ENOUGH! Because aside from all the other reasons not to Fat Talk –like it sets a bad example for other women, it’s self-destructive, plays into misogynistic stereotypes etc– it’s REALLY FREAKING BORING. I don’t know about you, but Mama’s got Things To Do and I really don’t have the time to sit around listening to you complaining about your thighs. Do you know whose thighs I care about? Andre’s…and occasionally Colonel Sanders’. That’s it. Are you Andre or Colonel Sanders? No? Then stop ruining my dinner party!

The way I figure it is you’ve got three reasons to be Fat Talker:

Option A:

You really do have low self-esteem and you WANT to air your self-loathing and manipulate innocent bystanders WHO BY THE WAY ARE TOTALLY NOT INTERESTED AND JUST WANT TO FINISH THEIR MANHATTAN AND GO HOME into telling you how pretty/not fat/wonderful you are.

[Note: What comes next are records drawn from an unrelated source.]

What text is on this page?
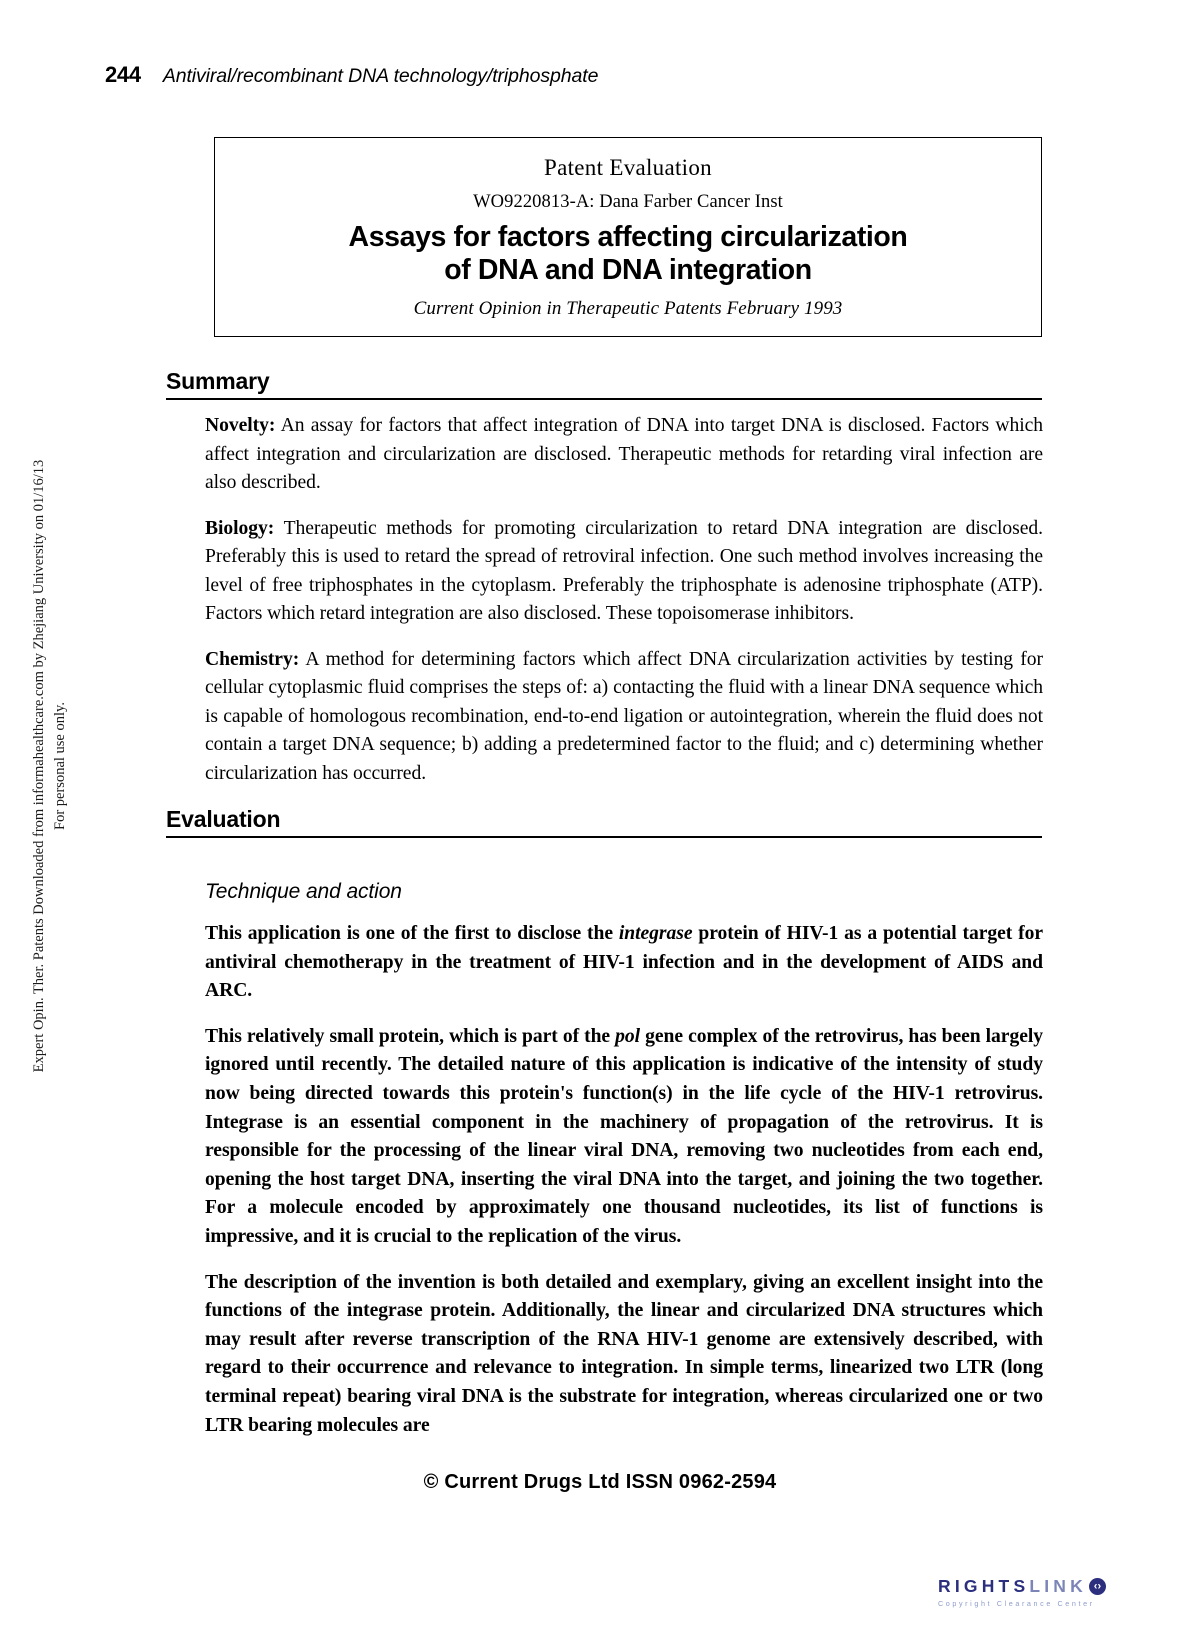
244 Antiviral/recombinant DNA technology/triphosphate
Expert Opin. Ther. Patents Downloaded from informahealthcare.com by Zhejiang University on 01/16/13 For personal use only.
Patent Evaluation
WO9220813-A: Dana Farber Cancer Inst
Assays for factors affecting circularization
of DNA and DNA integration
Current Opinion in Therapeutic Patents February 1993
Summary

Novelty: An assay for factors that affect integration of DNA into target DNA is disclosed. Factors which affect integration and circularization are disclosed. Therapeutic methods for retarding viral infection are also described.

Biology: Therapeutic methods for promoting circularization to retard DNA integration are disclosed. Preferably this is used to retard the spread of retroviral infection. One such method involves increasing the level of free triphosphates in the cytoplasm. Preferably the triphosphate is adenosine triphosphate (ATP). Factors which retard integration are also disclosed. These topoisomerase inhibitors.

Chemistry: A method for determining factors which affect DNA circularization activities by testing for cellular cytoplasmic fluid comprises the steps of: a) contacting the fluid with a linear DNA sequence which is capable of homologous recombination, end-to-end ligation or autointegration, wherein the fluid does not contain a target DNA sequence; b) adding a predetermined factor to the fluid; and c) determining whether circularization has occurred.

Evaluation
Technique and action

This application is one of the first to disclose the integrase protein of HIV-1 as a potential target for antiviral chemotherapy in the treatment of HIV-1 infection and in the development of AIDS and ARC.

This relatively small protein, which is part of the pol gene complex of the retrovirus, has been largely ignored until recently. The detailed nature of this application is indicative of the intensity of study now being directed towards this protein's function(s) in the life cycle of the HIV-1 retrovirus. Integrase is an essential component in the machinery of propagation of the retrovirus. It is responsible for the processing of the linear viral DNA, removing two nucleotides from each end, opening the host target DNA, inserting the viral DNA into the target, and joining the two together. For a molecule encoded by approximately one thousand nucleotides, its list of functions is impressive, and it is crucial to the replication of the virus.

The description of the invention is both detailed and exemplary, giving an excellent insight into the functions of the integrase protein. Additionally, the linear and circularized DNA structures which may result after reverse transcription of the RNA HIV-1 genome are extensively described, with regard to their occurrence and relevance to integration. In simple terms, linearized two LTR (long terminal repeat) bearing viral DNA is the substrate for integration, whereas circularized one or two LTR bearing molecules are

© Current Drugs Ltd ISSN 0962-2594
RIGHTS LINK
‹›
Copyright Clearance Center
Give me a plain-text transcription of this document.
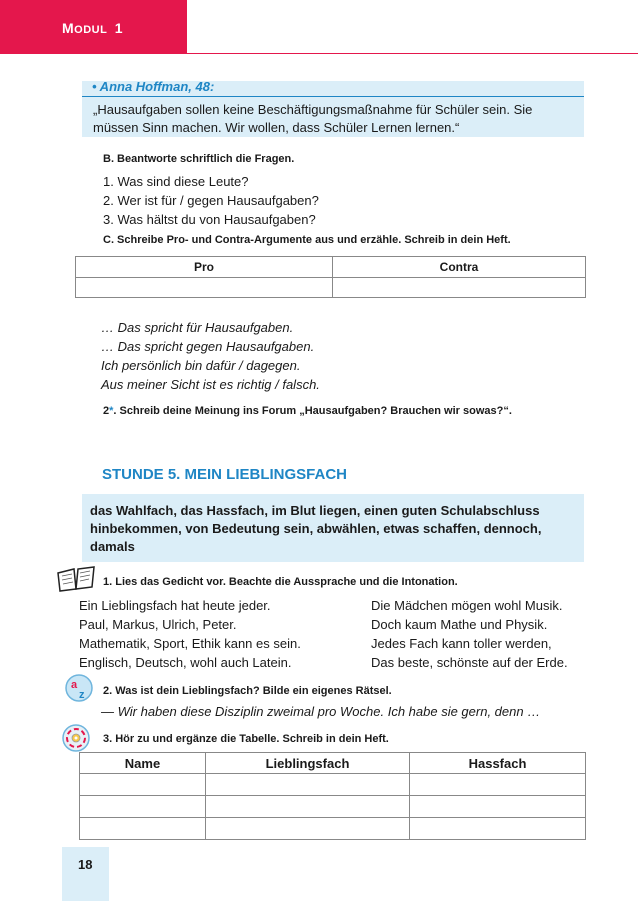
MODUL 1
• Anna Hoffman, 48:
„Hausaufgaben sollen keine Beschäftigungsmaßnahme für Schüler sein. Sie müssen Sinn machen. Wir wollen, dass Schüler Lernen lernen.“
B. Beantworte schriftlich die Fragen.
1. Was sind diese Leute?
2. Wer ist für / gegen Hausaufgaben?
3. Was hältst du von Hausaufgaben?
C. Schreibe Pro- und Contra-Argumente aus und erzähle. Schreib in dein Heft.
Pro	Contra

… Das spricht für Hausaufgaben.
… Das spricht gegen Hausaufgaben.
Ich persönlich bin dafür / dagegen.
Aus meiner Sicht ist es richtig / falsch.
2*. Schreib deine Meinung ins Forum „Hausaufgaben? Brauchen wir sowas?“.
STUNDE 5. MEIN LIEBLINGSFACH
das Wahlfach, das Hassfach, im Blut liegen, einen guten Schulabschluss hinbekommen, von Bedeutung sein, abwählen, etwas schaffen, dennoch, damals
1. Lies das Gedicht vor. Beachte die Aussprache und die Intonation.
Ein Lieblingsfach hat heute jeder.
Paul, Markus, Ulrich, Peter.
Mathematik, Sport, Ethik kann es sein.
Englisch, Deutsch, wohl auch Latein.
Die Mädchen mögen wohl Musik.
Doch kaum Mathe und Physik.
Jedes Fach kann toller werden,
Das beste, schönste auf der Erde.
a
z 2. Was ist dein Lieblingsfach? Bilde ein eigenes Rätsel.
— Wir haben diese Disziplin zweimal pro Woche. Ich habe sie gern, denn …
3. Hör zu und ergänze die Tabelle. Schreib in dein Heft.
Name	Lieblingsfach	Hassfach

18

In which case you need to do what My People do and bottle that stuff up deeeeep inside until you can get to a therapist and sort yourself out or develop a respectable drinking problem.

Option B:

You’re one of those girls who has lost weight and are pleased but can’t say anything nice about yourself without qualifying it because GOD FORBID a woman sounds confident, so instead of saying “I look FANTASTIC so you all can just CHOKE ON MY MAGNIFICENCE.” which is what you really want to say (and you totally should) you have to say “Well I’m still a cow, and these pants look stupid, and my makeup looks like hell, but at least my clothes are looser.” Because that’s MUCH more entertaining than being told to choke on someone’s magnificence.

OR

Option C:

You are Alana Edelstein,  we are in 7th grade gym class and you’re taking great joy in “complaining” how you can’t wrap your hands around your upper thigh anymore because you’re a Mean Girl even though everyone just likes you because you have a rabbit fur jacket and your dad is the second best plastic surgeon in town. In which case, just go for it because you’re two years away from a high school career punctuated by an ironically botched nose job and an impressive series of life choices resulting in knowing the free clinic staff by first name (proving once again my theory about rabbit fur jackets) and there’s no schadenfreude like junior high Mean Girl schadenfreude.

IN CONCLUSION:

Fat Talk is self-destructive, misogynistic, manipulative and really REALLY boring so quit it before someone winds up choking on a lily pad. THE END.